Le ministre a rappelé que la RDC, qui assure plus de 70 % de la production mondiale, ne peut plus se contenter d’un rôle passif. Le cobalt ne sera plus expédié comme matière brute à bas prix pendant que les centres industriels d’Asie et d’Europe génèrent des marges considérables en le transformant.

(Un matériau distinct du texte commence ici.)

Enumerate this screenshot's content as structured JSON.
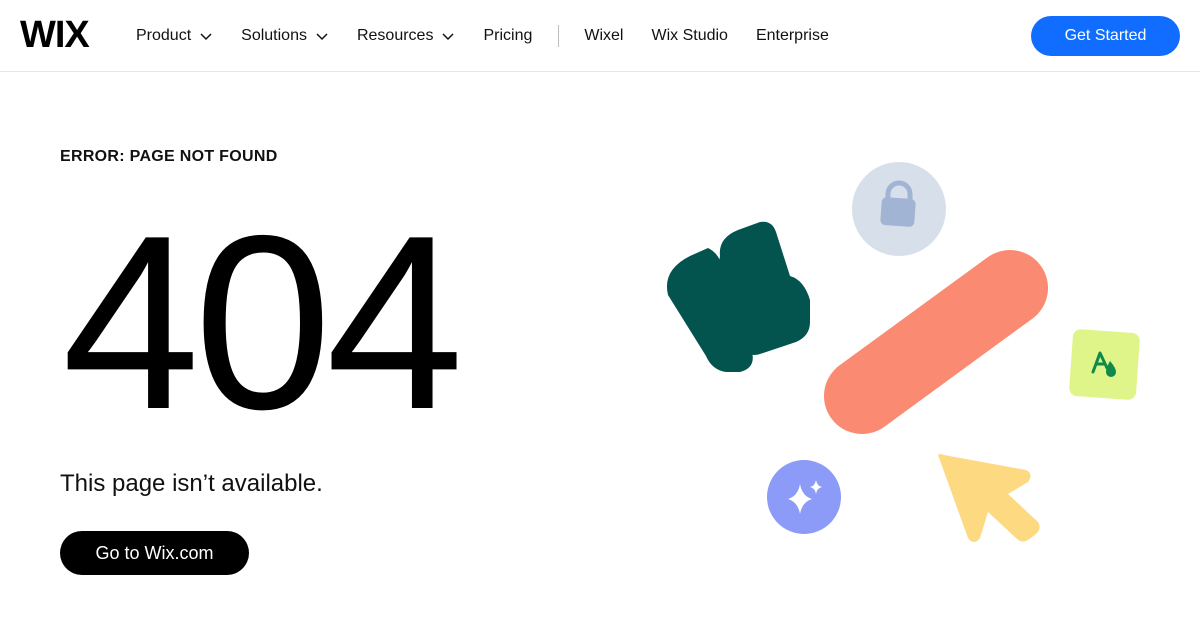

La valeur ajoutée doit désormais se construire au pays, avec des chaînes locales de transformation, une politique industrielle plus claire et des retombées économiques mieux partagées.

En accompagnement de cette démarche, le Cadastre Minier (CAMI), pilier administratif de la gestion des titres miniers, joue une fonction essentielle dans la maîtrise du secteur. Sa présence à Singapour n’est pas symbolique. Elle marque une volonté de coordination, de transparence et de mise en cohérence des actions entre les institutions congolaises et les partenaires internationaux.
Dans la foulée, l’Autorité de Régulation et de Contrôle des Marchés des Substances Minérales Stratégiques (ARECOMS) a engagé un processus de concertation avec les compagnies minières actives en RDC. Objectif : poser les bases d’un nouveau cadre d’exploitation. Ces discussions, attendues dans les semaines à venir, visent à revoir les équilibres contractuels qui encadrent l’accès et la commercialisation du cobalt, afin de garantir une meilleure redistribution des richesses générées.
Cette posture stratégique survient dans un climat de compétition internationale sur les métaux critiques. La Chine, l’Union européenne et les États-Unis multiplient les initiatives pour sécuriser leurs chaînes d’approvisionnement. En réponse, la RDC renforce son positionnement. Les premiers effets de cette stratégie se sont déjà fait sentir sur les plateformes de cotation où les prix ont légèrement rebondi depuis l’annonce de la suspension.
Le pays ne souhaite plus être convoqué à la table des négociations. Il veut y siéger. Par cette déclaration forte, la RDC affirme que le cobalt ne circulera plus librement sans garanties d’un juste retour pour les populations. Et que l’avenir de cette ressource passera aussi par des règles définies à Kinshasa.